Başbakan Binali Yıldırım’ın yanıtlaması istemiyle soru önergesi veren Çamak, “Diyanet İşleri Başkanlığı, 15 yaşında henüz reşit olmayan bir çocuk dâhil Tunceli’de Alevi dedesi olduğu iddia edilen 13 kişiyi, 14 Şubat 2018- 13 Mart 2018 tarihleri arasında Avusturya, Almanya, Fransa ve Hollanda’da ‘Nevruz ve Hıdırellez görevlendirmesi’ adı altında hizmet pasaportları ile yurtdışına göndermiştir.Nevruz ve Hıdırellez için Diyanet İşleri Başkanlığı Dış İlişkiler Genel Müdür Vekili Abdullah Gümüşsoy tarafından Tunceli Müftülüğü’ne gönderilen bir yazıda kendilerine hizmet pasaportu tanzim edilmesi için gerekenlerin yapılması gerektiği belirtilmiştir” dedi.
Tunceli Müftüsü Zafer Güneş’in basına verdiği demeçte, “Dedelerimizi Avrupa’ya kanaat önderi olarak gönderdik” dediğini hatırlatan Çamak, “Yurtdışında görevlendirilen ve kanaat önderi oldukları iddia edilen kişilerle öncesinde yapılan mülakattaki sorular da tartışmalara neden olmuştur. Bu görevlendirmenin ardından Alevi tabanında önemli bir karşılığı olan ve yurtdışında onlarca şubesi bulunan Alevi kurumlarının ciddi itirazları kamuoyuna yansımıştır.
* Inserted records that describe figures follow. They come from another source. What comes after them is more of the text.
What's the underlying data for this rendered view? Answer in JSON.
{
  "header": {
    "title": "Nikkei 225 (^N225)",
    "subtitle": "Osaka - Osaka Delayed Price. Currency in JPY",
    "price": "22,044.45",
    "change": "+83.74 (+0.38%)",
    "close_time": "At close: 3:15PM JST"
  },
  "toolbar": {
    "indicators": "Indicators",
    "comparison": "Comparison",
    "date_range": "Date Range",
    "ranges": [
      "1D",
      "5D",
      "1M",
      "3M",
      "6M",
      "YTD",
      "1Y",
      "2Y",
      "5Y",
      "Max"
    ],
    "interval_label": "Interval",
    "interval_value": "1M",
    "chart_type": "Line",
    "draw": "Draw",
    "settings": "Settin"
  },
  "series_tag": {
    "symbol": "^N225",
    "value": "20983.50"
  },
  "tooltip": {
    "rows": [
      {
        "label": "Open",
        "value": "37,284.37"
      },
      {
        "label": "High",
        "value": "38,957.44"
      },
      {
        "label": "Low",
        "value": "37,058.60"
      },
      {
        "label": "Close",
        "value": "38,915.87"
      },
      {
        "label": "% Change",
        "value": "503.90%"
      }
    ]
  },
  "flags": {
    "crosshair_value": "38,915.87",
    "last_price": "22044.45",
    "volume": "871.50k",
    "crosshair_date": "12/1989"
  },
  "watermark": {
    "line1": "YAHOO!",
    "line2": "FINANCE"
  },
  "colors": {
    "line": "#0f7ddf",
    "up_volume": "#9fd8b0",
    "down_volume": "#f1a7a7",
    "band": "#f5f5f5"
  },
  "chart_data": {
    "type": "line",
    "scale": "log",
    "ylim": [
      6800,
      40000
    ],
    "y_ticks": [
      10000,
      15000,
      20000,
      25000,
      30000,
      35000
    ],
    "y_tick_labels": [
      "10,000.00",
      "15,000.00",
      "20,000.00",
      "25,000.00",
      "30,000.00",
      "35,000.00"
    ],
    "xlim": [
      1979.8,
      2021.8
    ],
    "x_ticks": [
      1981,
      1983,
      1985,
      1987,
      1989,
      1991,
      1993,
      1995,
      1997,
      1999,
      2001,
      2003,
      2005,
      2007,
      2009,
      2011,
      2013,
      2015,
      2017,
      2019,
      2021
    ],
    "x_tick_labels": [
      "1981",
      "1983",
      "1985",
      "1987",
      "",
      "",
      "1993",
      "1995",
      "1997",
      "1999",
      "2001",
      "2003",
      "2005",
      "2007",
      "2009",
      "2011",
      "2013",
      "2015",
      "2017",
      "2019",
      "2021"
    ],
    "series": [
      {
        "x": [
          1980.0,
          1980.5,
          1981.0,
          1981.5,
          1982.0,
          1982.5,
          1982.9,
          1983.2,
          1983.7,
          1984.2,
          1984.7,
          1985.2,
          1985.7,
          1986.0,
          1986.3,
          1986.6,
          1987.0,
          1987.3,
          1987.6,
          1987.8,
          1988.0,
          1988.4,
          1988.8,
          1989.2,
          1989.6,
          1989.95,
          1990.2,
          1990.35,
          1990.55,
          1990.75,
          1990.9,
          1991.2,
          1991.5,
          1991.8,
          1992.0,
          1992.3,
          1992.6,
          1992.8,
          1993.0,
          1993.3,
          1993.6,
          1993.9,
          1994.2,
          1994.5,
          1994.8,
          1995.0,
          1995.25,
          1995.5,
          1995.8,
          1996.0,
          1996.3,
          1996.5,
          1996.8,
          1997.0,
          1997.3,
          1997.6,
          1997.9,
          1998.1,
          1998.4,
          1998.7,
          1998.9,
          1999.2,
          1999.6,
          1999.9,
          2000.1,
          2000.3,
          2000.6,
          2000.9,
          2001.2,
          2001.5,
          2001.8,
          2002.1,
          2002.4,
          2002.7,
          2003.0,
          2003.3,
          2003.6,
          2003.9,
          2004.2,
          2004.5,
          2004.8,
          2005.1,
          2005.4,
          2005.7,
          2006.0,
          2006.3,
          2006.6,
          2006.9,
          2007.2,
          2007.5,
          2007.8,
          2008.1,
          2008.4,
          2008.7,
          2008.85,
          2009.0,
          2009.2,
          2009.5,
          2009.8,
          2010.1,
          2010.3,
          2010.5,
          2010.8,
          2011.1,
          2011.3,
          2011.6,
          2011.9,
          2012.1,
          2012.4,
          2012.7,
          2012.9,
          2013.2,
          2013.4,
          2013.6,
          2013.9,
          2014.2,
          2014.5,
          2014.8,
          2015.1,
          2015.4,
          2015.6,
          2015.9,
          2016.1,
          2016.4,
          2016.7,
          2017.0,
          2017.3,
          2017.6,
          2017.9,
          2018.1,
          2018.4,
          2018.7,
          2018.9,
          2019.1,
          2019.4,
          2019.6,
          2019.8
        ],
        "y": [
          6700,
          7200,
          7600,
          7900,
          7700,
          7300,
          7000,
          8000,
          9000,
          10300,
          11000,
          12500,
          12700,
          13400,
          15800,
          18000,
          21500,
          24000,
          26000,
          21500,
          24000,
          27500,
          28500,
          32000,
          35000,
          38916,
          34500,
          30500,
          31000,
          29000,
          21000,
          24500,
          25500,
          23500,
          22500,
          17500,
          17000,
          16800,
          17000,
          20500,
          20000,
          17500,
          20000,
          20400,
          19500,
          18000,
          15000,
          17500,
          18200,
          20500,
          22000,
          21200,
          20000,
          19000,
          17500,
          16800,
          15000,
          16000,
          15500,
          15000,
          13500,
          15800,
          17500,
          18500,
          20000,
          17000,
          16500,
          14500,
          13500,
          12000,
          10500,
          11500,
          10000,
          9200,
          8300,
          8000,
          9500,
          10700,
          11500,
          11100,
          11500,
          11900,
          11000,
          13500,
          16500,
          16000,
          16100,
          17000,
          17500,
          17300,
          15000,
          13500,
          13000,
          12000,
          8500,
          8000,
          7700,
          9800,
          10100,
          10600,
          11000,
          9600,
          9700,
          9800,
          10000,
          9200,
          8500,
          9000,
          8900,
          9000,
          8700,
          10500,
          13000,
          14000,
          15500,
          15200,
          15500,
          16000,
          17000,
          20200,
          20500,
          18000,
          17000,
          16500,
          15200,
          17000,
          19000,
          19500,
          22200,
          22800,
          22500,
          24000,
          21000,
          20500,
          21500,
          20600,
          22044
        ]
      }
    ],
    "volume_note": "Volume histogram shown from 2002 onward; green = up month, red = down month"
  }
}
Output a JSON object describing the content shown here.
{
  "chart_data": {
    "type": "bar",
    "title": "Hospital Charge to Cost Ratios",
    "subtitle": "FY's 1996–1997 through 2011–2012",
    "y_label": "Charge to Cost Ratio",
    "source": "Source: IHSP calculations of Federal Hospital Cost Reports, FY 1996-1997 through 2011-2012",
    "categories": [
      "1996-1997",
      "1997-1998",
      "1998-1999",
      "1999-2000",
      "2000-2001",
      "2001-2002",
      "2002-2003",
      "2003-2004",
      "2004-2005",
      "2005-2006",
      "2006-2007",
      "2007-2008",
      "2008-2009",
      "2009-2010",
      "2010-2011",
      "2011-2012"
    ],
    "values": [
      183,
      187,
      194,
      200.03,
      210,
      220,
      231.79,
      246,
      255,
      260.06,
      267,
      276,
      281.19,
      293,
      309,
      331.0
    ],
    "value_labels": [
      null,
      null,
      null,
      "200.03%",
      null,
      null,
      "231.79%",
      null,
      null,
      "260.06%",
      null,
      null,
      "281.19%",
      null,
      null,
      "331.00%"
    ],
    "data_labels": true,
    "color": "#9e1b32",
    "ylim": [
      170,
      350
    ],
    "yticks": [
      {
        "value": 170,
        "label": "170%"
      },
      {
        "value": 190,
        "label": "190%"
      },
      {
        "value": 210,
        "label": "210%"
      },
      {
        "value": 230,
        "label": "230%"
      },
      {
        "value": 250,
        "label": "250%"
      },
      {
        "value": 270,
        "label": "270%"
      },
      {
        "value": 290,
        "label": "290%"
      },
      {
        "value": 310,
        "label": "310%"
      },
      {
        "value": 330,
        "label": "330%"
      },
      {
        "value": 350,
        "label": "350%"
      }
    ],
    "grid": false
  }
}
Devletin Alevi-Sünni kardeşliğini pekiştirecek ve tüm çeşitliliklerimizle bir arada yaşamı teşvik edecek politikalarla, Alevileri olduğu gibi kabullenip farklılıklara saygı duymak yerine, yetkililerin kendi ideal modellerini ‘Alevi kanaat önderi’ olarak yurtdışına sürmesi sadece gerilimi artırmaktadır” ifadelerini kullandı.
CHP Mersin Milletvekili Dr. Hüseyin Çamak, soru önergesinde şu sorulara yer verdi:
“Öncelikle yurtdışında böyle bir görevlendirme hangi ihtiyaçtan ötürü gerekli görülmüştür? Başbakanlığa bağlı Diyanet İşleri Başkanlığı Dış İlişkiler Genel Müdürlüğü Alevilerle ilgili bu görevlendirmeyi neye göre ve hangi kıstasları baz alarak yapmıştır? Alevi dedesi veya kanaat önderi olarak belirtilen kişilerin Alevi tabanında herhangi bir karşılığı olup olmadığına dair biriminiz gerekli araştırmaları yapmış mıdır? Bu gönderilen kişilerin Alevi inancına dair yetkinlikleri hangi ölçütlerde nasıl tespit edilmiştir? Alevi tabanında herhangi bir karşılığı olmayan ve hatta henüz reşit dahi olmayan bazı kişilerin yurtdışında görevlendirilmesinin altında yatan asıl amaç nedir?”